Friday, May 12, 2017: 12:00 PM-1:40 PM
Golden Gate Ballroom (Marriott Marquis Hotel)
J. J. Li1, J. Parish-Morris2, L. Bateman3 and A. Nenkova1, (1)Computer and Information Science, University of Pennsylvania, Philadelphia, PA, (2)Center for Autism Research, Children's Hospital of Philadelphia, Philadelphia, PA, (3)The Center for Autism Research/CHOP, Philadelphia, PA
Background: Successful communication is a careful balancing act: speakers must gauge the appropriateness of producing statements that are highly detailed vs. statements that are more general. Whereas too much detail may overwhelm the listener, vague statements with too little detail can sound vacuous. In this study, we begin to test the hypothesis that some communication difficulties experienced by individuals with autism spectrum disorder (ASD) may be due to challenges in understanding or producing appropriate levels of communicative specificity during conversation. To enhance the scalability of our efforts, we use a novel, automated tool to accurately quantify sentence specificity (Li & Nenkova, AAAI 2015).
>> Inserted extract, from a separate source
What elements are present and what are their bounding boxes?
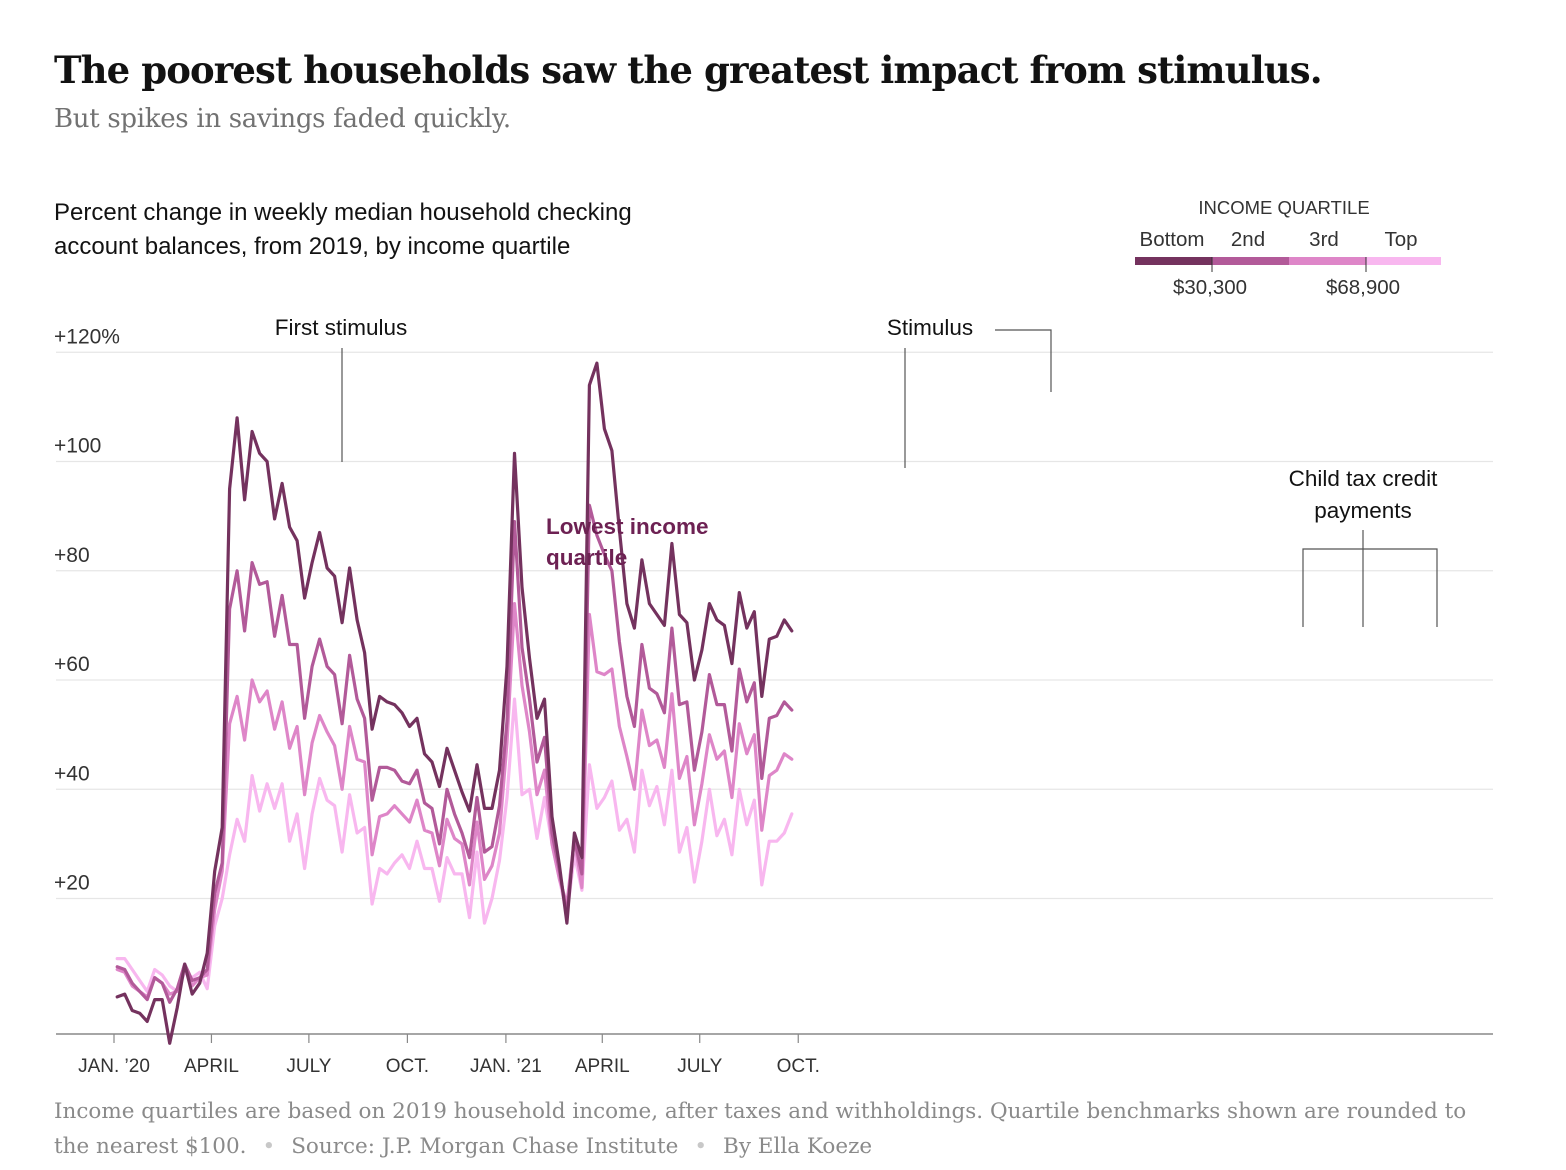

Our long-term goal is to determine the extent to which existing automated tools and computational theories of language vagueness and specificity can elucidate differences between individuals with ASD and typical controls, for the purposes of enhancing screening, diagnosis, treatment planning, and intervention response measurement.

Objectives: Test whether people with high- vs. low-Autism Quotient scores (AQ; Baron-Cohen et al., 2001) differ in their (1) perception of sentence specificity and (2) propensity to generalize content during a summarization task, as indicated by automatic measures of sentence specificity. 

Methods: Participants included 62 typically developing undergraduate students (38 females, all native speakers of English). Participants took the AQ test (higher scores indicate more ASD-like symptoms), rated for specificity 40 sentences drawn from news (0-6, lower rating=more specific), and summarized two texts, one with rich specific detail and one more general. An automated specificity measurement tool was applied to the original articles and to article summaries produced by participants. We computed Spearman correlations between participants’ AQ scores and: (1) the deviation of their sentence specificity ratings from average sentence ratings collected from ~30 independent raters per sentence, and (2) specificity scores of the article summaries.

Results: Preliminary analyses revealed significant gender differences in both AQ and specificity judgments; male and female data were thus analyzed separately. We found no correlation (rho=-0.01) between male judgments of specificity and AQ. For females, however, the correlation between perceived specificity and AQ score was -0.29, trending toward significance (p=0.08). Women with higher AQ scores perceived sentences to be more specific than women with lower AQ scores. In the summarization task, we found that females with higher AQ scores tended to write summaries that were more general (rho=-0.22, p=0.18).

Conclusions: Our study is the first to examine the perception and production of linguistic specificity in people with varying degrees of autism-like symptoms. Although preliminary, our results reveal previously unexplored gender differences, which we plan to confirm with a larger sample and participants with official ASD diagnoses (anticipated by May 2017). This is the first step in a research program aimed at developing technology-augmented interventions to visualize the mismatch in expectations regarding specificity to both typical people and individuals with ASD, to improve the quality of communication across the two groups. Furthermore, we aim to develop a battery of tests to quantify an individual’s perception of specificity, and explore the use of these metrics for assessing intervention effectiveness.